Rise of The Creative Class
June 4, 2002
Creative jobs in science, art, media, research and technology now dominate our economy, and according to Richard Florida, professor of regional economic development at Carnegie Mellon University, they will change where we work and live. In his new book, "The Rise of the Creative Class" (Basic Books), he explains that in 1900 only 3 million people and 10 percent of the workforce were in the group he defines as the creative class. But things have changed dramatically in the last century.
- The creative class has ballooned to 38 million workers and 30 percent of the workforce today.

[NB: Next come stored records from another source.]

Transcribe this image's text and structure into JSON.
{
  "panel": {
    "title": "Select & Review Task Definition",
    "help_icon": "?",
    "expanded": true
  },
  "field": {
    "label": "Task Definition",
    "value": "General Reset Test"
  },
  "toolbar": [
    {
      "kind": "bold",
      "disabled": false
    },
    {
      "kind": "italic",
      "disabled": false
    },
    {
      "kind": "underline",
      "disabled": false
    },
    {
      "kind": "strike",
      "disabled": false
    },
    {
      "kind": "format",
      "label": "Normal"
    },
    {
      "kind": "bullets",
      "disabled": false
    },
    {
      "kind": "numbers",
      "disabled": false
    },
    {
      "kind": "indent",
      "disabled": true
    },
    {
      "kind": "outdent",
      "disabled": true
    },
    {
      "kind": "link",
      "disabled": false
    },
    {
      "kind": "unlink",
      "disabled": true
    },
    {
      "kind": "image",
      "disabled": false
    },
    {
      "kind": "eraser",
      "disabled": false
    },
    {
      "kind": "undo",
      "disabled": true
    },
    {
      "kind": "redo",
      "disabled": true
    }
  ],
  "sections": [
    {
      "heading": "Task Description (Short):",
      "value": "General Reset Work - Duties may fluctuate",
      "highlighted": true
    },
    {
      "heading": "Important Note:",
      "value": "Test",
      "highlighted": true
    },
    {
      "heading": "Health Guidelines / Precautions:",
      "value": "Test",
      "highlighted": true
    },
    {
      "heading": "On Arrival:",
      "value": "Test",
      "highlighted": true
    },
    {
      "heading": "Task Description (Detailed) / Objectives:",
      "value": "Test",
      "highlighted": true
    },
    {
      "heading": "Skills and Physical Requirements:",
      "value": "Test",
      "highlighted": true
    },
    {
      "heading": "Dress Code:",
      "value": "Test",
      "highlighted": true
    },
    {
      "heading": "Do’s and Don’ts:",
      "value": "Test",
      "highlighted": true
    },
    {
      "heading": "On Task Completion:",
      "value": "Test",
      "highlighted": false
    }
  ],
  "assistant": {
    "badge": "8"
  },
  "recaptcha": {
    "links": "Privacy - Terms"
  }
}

- During the same period, the working class peaked at 40 percent of the workforce in 1920.
- Working class jobs now account for only 26 percent of the workforce.
- During the same period, agricultural workers fell from 37 percent to virtually none.
Even the much vaunted service economy peaked in 1980 and has been in decline ever since. As a result of this shift, most of the conventional wisdom about jobs, industrial locations and relocations is obsolete.
Florida found that employment tends to grow in areas where the number of creative class workers has hit critical mass, that they are attracted to areas of cultural, social and ethnic diversity and that sheer city size isn't enough to guarantee the future.
His creative rankings -- areas ranked by an index that considers the population of creative class workers, high technology, innovation and population diversity -- yielded a top 10 for the creative class: San Francisco, Austin, San Diego, Boston, Seattle, Raleigh-Durham, Houston, Washington-Baltimore, New York and Dallas.